One day you come into the office and find your firm's corporate misdeeds are splashed across the media far and wide. Once a firm's reputation has been trashed, advisors at that firm often lose referrals that they didn't even know about, from prospects who don't want their account at a suspect organization.
If you’ve worked for major brokerage firms, it's likely that at some point in your career, your company has been the subject of negative press and you’ve had to deal with concerned clients and the inevitable fall out.
For the past two years, Wells Fargo's fake account scandal has made international headlines. Brokers working in bank branches opened up opened up millions of credit and debit account accounts without customer consent so the brokers could qualify for bonuses. The Fed just rebuked the bank in an unprecedented manner, limiting its growth and requiring the replacement of some board members.
But many other brokerage firms have also faced reputational challenges. In 2016, Morgan Stanley was fined $1 million when an employee swiped data from more than 730,000 customer accounts. Some of that information was later posted online. Many advisors remember explaining to clients that their firm had schemed to manipulate LIBOR. After the 2008 crash, thousands of advisors had to inform clients that their firms had borrowed billions from the government's Troubled Asset Relief Program.
So how have advisors at these firm's continued to retain the loyalty of clients and even managed to thrive during these troubled times?
I once worked with a team that joined a firm with a long-term pristine reputation. Just a few weeks after they joined, their new firm became the subject of some seriously negative press. Yet, within a few months, they brought over almost all of their business.
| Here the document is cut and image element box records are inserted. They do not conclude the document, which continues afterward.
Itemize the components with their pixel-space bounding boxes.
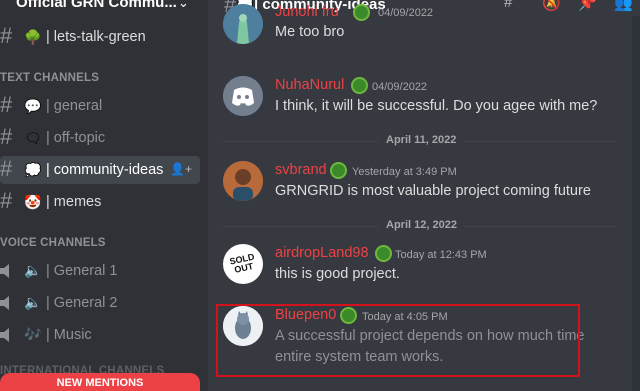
avatar[interactable]: SOLD OUT	[223, 244, 263, 284]
message-list: Junohi fru 04/09/2022 Me too bro NuhaNur…	[208, 4, 640, 391]
avatar[interactable]	[223, 161, 263, 201]
message-text: I think, it will be successful. Do you a…	[275, 98, 598, 114]
tree-badge-icon	[330, 162, 347, 179]
channel-sidebar: Official GRN Commu... ⌄ # 🌳 | lets-talk-…	[0, 0, 208, 391]
speaker-icon	[0, 328, 9, 342]
person-avatar-icon	[223, 161, 263, 201]
speech-bubble-icon: 💬	[24, 98, 42, 114]
voice-channel-general-2[interactable]: 🔈 | General 2	[0, 289, 200, 317]
timestamp: Today at 12:43 PM	[395, 249, 487, 261]
music-notes-icon: 🎶	[24, 326, 42, 342]
speaker-icon	[0, 296, 9, 310]
channel-general[interactable]: # 💬 | general	[0, 92, 200, 120]
channel-label: | general	[46, 98, 103, 114]
discord-window: Official GRN Commu... ⌄ # 🌳 | lets-talk-…	[0, 0, 640, 391]
statue-avatar-icon	[223, 4, 263, 44]
channel-lets-talk-green[interactable]: # 🌳 | lets-talk-green	[0, 23, 200, 51]
category-voice-channels[interactable]: VOICE CHANNELS	[0, 237, 106, 249]
category-text-channels[interactable]: TEXT CHANNELS	[0, 72, 99, 84]
avatar[interactable]	[223, 76, 263, 116]
thought-bubble-icon: 💭	[24, 162, 42, 178]
clown-icon: 🤡	[24, 194, 42, 210]
channel-label: | memes	[46, 194, 102, 210]
date-divider-label: April 12, 2022	[378, 219, 465, 231]
message-text: GRNGRID is most valuable project coming …	[275, 183, 591, 199]
hash-icon: #	[0, 92, 13, 117]
channel-community-ideas[interactable]: # 💭 | community-ideas 👤+	[0, 156, 200, 184]
sold-out-logo: SOLD OUT	[228, 251, 256, 275]
hash-icon: #	[0, 156, 13, 181]
add-member-icon[interactable]: 👤+	[170, 162, 192, 176]
username[interactable]: airdropLand98	[275, 245, 369, 261]
hash-icon: #	[0, 23, 13, 48]
message-item: NuhaNurul 04/09/2022 I think, it will be…	[208, 74, 632, 124]
voice-channel-general-1[interactable]: 🔈 | General 1	[0, 257, 200, 285]
message-text: this is good project.	[275, 266, 400, 282]
new-mentions-button[interactable]: NEW MENTIONS	[0, 373, 200, 391]
chat-icon: 🗨	[24, 130, 42, 146]
server-name[interactable]: Official GRN Commu...	[16, 0, 177, 11]
channel-off-topic[interactable]: # 🗨 | off-topic	[0, 124, 200, 152]
message-item: svbrand Yesterday at 3:49 PM GRNGRID is …	[208, 159, 632, 209]
speaker-emoji-icon: 🔈	[24, 262, 42, 278]
voice-channel-label: | General 2	[46, 295, 118, 311]
timestamp: 04/09/2022	[378, 7, 434, 19]
channel-label: | lets-talk-green	[46, 29, 146, 45]
channel-label: | off-topic	[46, 130, 106, 146]
hash-icon: #	[0, 124, 13, 149]
channel-label: | community-ideas	[46, 162, 164, 178]
message-text: Me too bro	[275, 24, 345, 40]
timestamp: 04/09/2022	[372, 81, 428, 93]
date-divider-label: April 11, 2022	[378, 134, 465, 146]
voice-channel-label: | Music	[46, 327, 92, 343]
message-item: Junohi fru 04/09/2022 Me too bro	[208, 0, 632, 56]
tree-badge-icon	[353, 4, 370, 21]
hash-icon: #	[0, 188, 13, 213]
voice-channel-music[interactable]: 🎶 | Music	[0, 321, 200, 349]
discord-default-avatar-icon	[223, 76, 263, 116]
username[interactable]: NuhaNurul	[275, 77, 344, 93]
tree-badge-icon	[375, 245, 392, 262]
voice-channel-label: | General 1	[46, 263, 118, 279]
server-header[interactable]: Official GRN Commu... ⌄	[0, 0, 208, 14]
username[interactable]: Junohi fru	[275, 4, 339, 20]
scrollbar[interactable]	[632, 16, 640, 391]
channel-memes[interactable]: # 🤡 | memes	[0, 188, 200, 216]
timestamp: Yesterday at 3:49 PM	[352, 166, 457, 178]
speaker-emoji-icon: 🔈	[24, 294, 42, 310]
tree-icon: 🌳	[24, 29, 42, 45]
avatar[interactable]	[223, 4, 263, 44]
username[interactable]: svbrand	[275, 162, 327, 178]
message-item: SOLD OUT airdropLand98 Today at 12:43 PM…	[208, 242, 632, 292]
speaker-icon	[0, 264, 9, 278]
tree-badge-icon	[351, 77, 368, 94]
chevron-down-icon[interactable]: ⌄	[178, 0, 189, 11]
highlight-box	[216, 304, 580, 377]
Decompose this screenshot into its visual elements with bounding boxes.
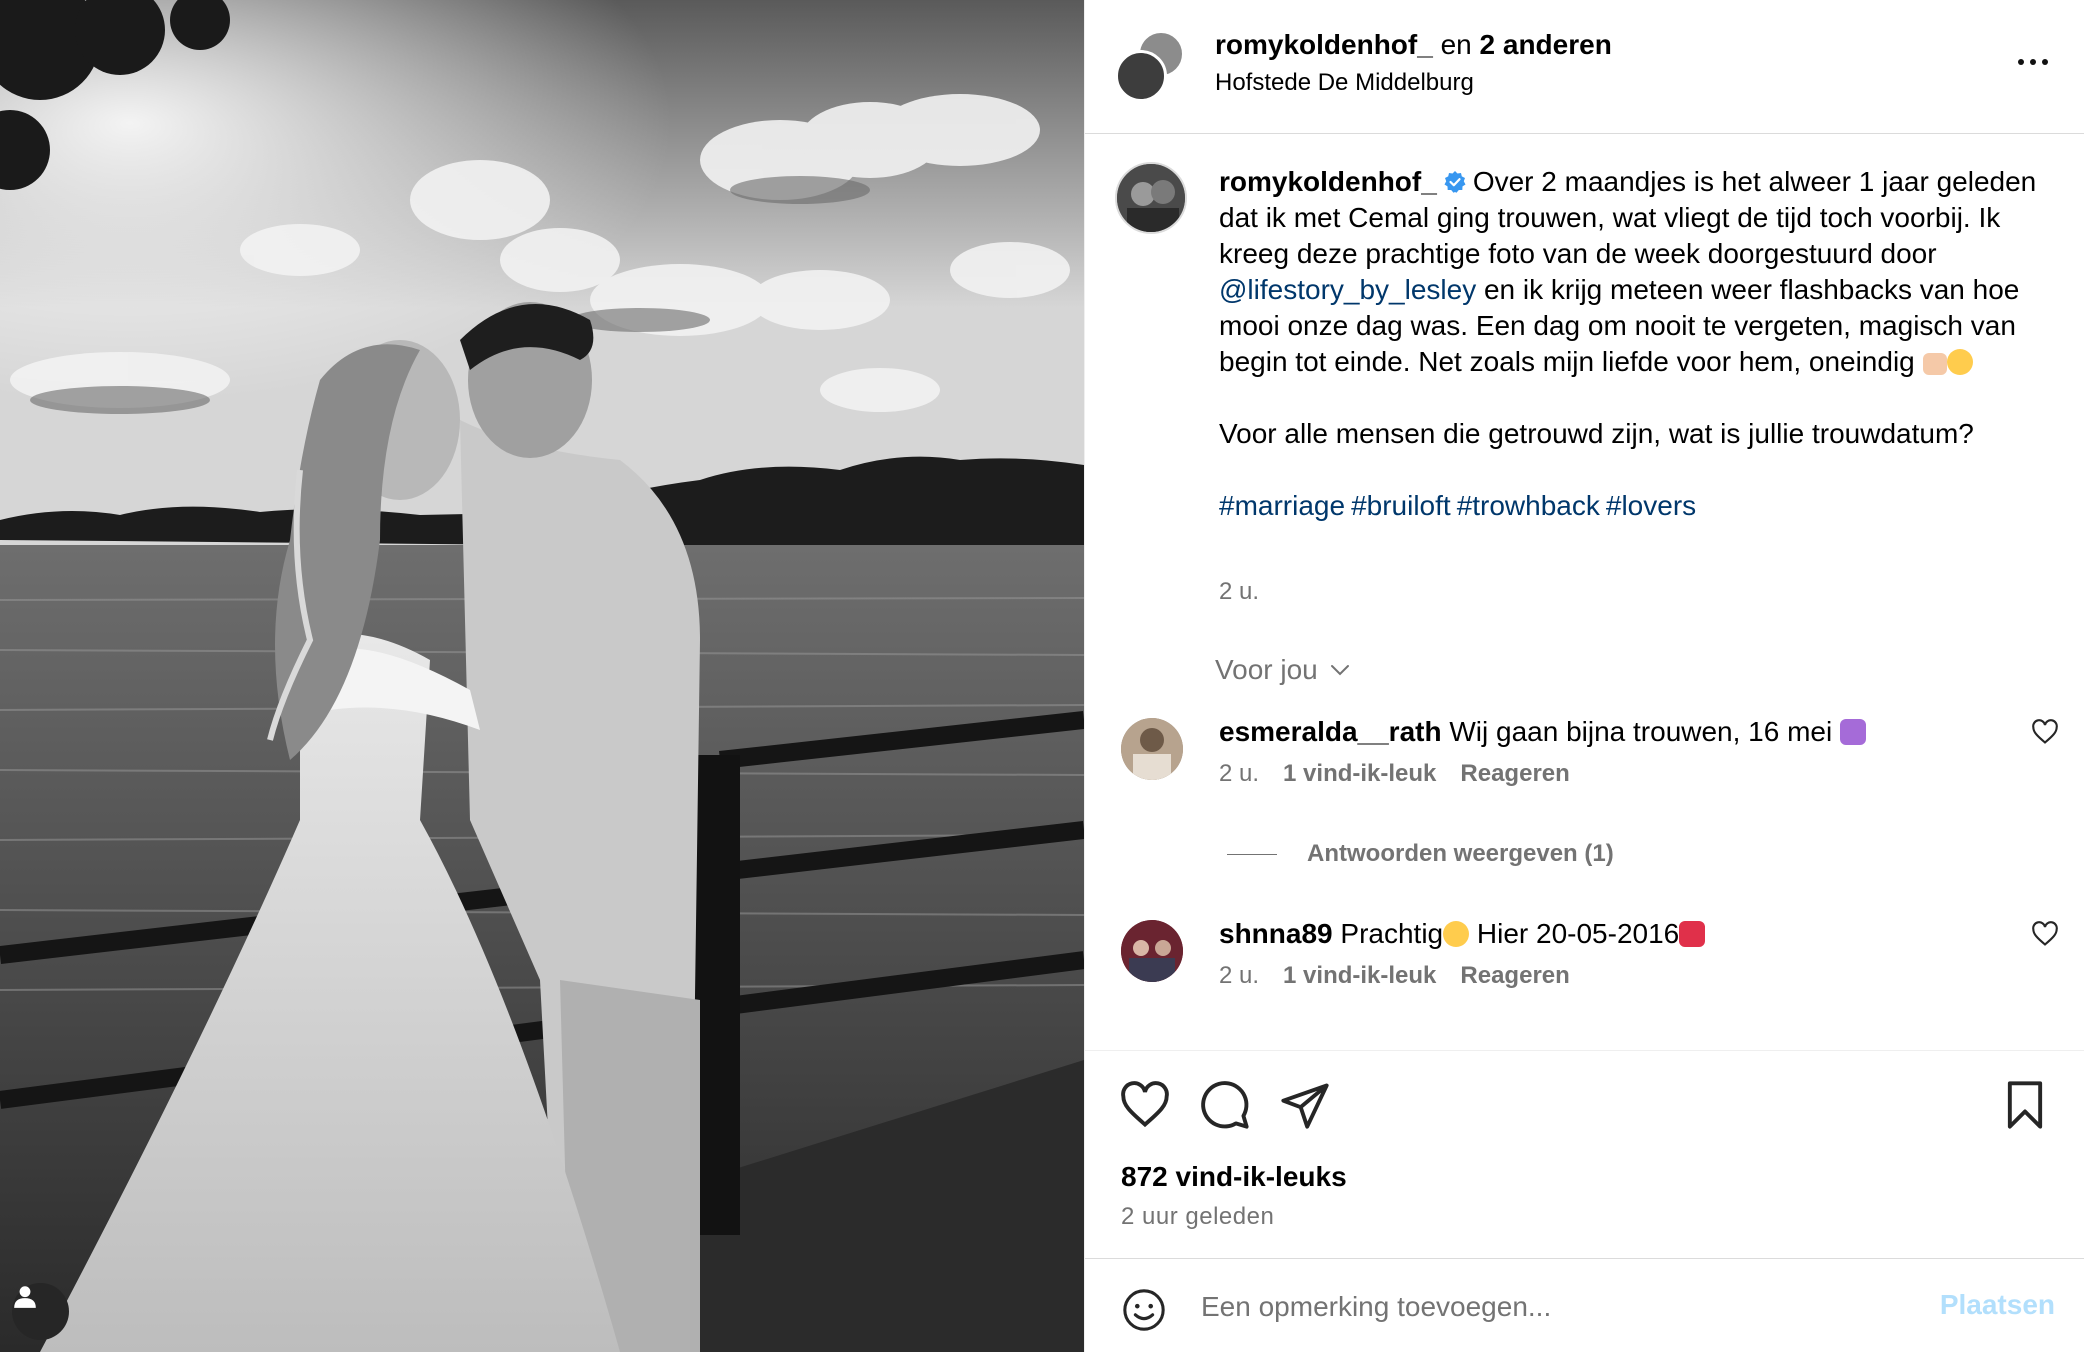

What made their transition so successful? Simply put, their clients viewed them as being at the center of their financial lives. As they worked with clients, they constantly showcased their value and retained control of their investor relationships. On an ongoing basis, they demonstrate their indispensability to their client's financial well-being. They control their client relationships. Successful advisors are viewed by their clients as the maestros or conductors of the orchestra, while everyone else at their firm — including product specialists and support staff — are viewed as merely the musicians in the orchestra pit.
The advisor constructs the investment program for clients and choreographs all of the right choices. They keep clients away from investments that are not right for them. This is an essential part of their value proposition that they hammer home to clients day in and day out. Advisors who have set up their businesses in this manner are much better equipped to navigate the challenging times that may come their way. When circumstances warrant, they are able to successfully transport their clients to new firms. Moving is easier when an advisor's firm is troubled because clients feel reassured that their advisor has acted decisively to extricate them from a disconcerting circumstance.
The fortunes of firms wax and wane and advisors need to be prepared for any eventuality. Those advisors who have set up their practices properly will find that they will surmount turbulent times in good shape.